Nurses trained in the visual inspection with acetic acid cervical cancer screening method were able to successfully perform colposcopy and detect cervical lesions.
Nurses trained in the visual inspection with acetic acid (VIA) cervical cancer screening method were able to successfully perform colposcopy and detect cervical lesions using the Swede score system, according to the results of a study published in BMJ.
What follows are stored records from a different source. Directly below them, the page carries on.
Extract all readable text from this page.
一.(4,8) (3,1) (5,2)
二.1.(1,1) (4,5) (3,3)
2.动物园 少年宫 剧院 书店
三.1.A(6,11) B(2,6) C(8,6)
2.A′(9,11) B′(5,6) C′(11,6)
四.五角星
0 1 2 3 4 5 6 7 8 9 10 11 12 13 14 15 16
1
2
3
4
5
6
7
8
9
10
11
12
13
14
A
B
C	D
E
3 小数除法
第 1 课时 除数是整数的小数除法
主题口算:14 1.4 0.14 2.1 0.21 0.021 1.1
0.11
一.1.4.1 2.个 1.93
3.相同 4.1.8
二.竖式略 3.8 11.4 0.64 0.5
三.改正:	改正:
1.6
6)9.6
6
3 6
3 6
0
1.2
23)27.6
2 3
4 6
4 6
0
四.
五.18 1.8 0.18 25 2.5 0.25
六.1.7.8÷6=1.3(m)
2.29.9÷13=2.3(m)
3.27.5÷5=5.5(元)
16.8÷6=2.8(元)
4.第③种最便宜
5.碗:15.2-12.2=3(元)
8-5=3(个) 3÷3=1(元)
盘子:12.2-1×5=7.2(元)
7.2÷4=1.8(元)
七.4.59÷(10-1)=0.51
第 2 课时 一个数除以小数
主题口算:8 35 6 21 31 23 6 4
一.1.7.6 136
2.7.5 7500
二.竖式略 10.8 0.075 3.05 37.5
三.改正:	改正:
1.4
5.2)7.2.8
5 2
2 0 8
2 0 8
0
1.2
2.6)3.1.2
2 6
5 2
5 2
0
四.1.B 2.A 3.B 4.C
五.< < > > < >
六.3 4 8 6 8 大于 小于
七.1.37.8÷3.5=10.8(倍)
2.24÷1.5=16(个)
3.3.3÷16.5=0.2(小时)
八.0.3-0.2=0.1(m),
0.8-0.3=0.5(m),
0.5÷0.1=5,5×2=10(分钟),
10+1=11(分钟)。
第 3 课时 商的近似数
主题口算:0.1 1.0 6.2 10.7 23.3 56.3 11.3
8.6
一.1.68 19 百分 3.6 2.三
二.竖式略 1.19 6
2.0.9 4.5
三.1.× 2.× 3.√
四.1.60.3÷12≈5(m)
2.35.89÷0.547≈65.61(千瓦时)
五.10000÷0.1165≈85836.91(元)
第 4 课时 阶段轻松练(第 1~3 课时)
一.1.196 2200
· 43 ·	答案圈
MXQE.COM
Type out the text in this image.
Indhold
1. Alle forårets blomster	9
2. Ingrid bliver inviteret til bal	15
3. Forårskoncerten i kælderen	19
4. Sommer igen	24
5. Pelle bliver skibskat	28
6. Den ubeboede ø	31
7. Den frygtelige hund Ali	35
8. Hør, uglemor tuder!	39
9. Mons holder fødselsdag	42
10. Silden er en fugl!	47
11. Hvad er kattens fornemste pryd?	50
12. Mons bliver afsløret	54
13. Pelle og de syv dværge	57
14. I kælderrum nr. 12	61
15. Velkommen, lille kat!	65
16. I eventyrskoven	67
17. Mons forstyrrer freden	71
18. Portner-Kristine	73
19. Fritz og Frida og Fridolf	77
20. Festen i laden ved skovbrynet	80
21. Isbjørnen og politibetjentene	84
According to researchers led by Ashrafun Nessa, PhD, of the department of obstetrics and gynecology at Bangabandhu Sheikh Mujib Medical University (BSMMU), Dhaka, Bangladesh, this “task-shifting” from highly-qualified specialists to the least specialized professional skilled at safely and reliably performing the task could aid the 266,000 women in low-resource settings who die from cervical cancer each year.
“There is now an opportunity for policymakers to reduce the human resource gap by organizing training programs for educating nurse colposcopists and outreach see-and-treat in low-resource settings, and to promote and evaluate such programs in adequately powered researchers studies,” Nessa and colleagues wrote.
According to the study, mortality rates of cervical cancer are much higher in less developed areas of the world, and women in these low-resource settings often do not have access to national screening programs. In some of these areas, VIA by trained nurses and doctors has been implemented as a low-cost cervical cancer screening method. Women who are VIA positive are referred for colposcopy.
“In high-resource settings, nurse colposcopists have been trained to increase accessibility to colposcopy and achieve similar diagnostic accuracy as doctors, and a similar approach in low-resource settings, with diagnosis and screening by the portable battery-driven colposcope, the Gynocular, could offer an accurate, cost-effective and pragmatic approach to combat cervical cancer,” the researchers wrote.
In this study, the researchers enrolled 932 women attending a colposcopy clinic in Bangladesh who were classified as VIA naive or VIA positive (referred from another site). Prior to the study, VIA nurses were trained in colposcopy and in the Swede score system, which assigns patients a number from zero to two for each of five colposcopic variables (acetowhiteness, margins plus surface, vessel pattern, lesion size and iodine staining). Patients were randomly assigned to undergo colposcopy with either stationary colposcope or the Gynocular, a portable battery-driven colposcope.
Results showed no significant difference in tabulating Swede score between doctors and VIA trained nurses, or between the use of the stationary or Gynocular colposcope.
Based on these results, the researchers concluded that “training of nurses on colposcopy and the use of the Gynocular could have a widespread effect in reducing the number of women dying from cervical cancer, which in turn could have a major impact on community structure and wealth.”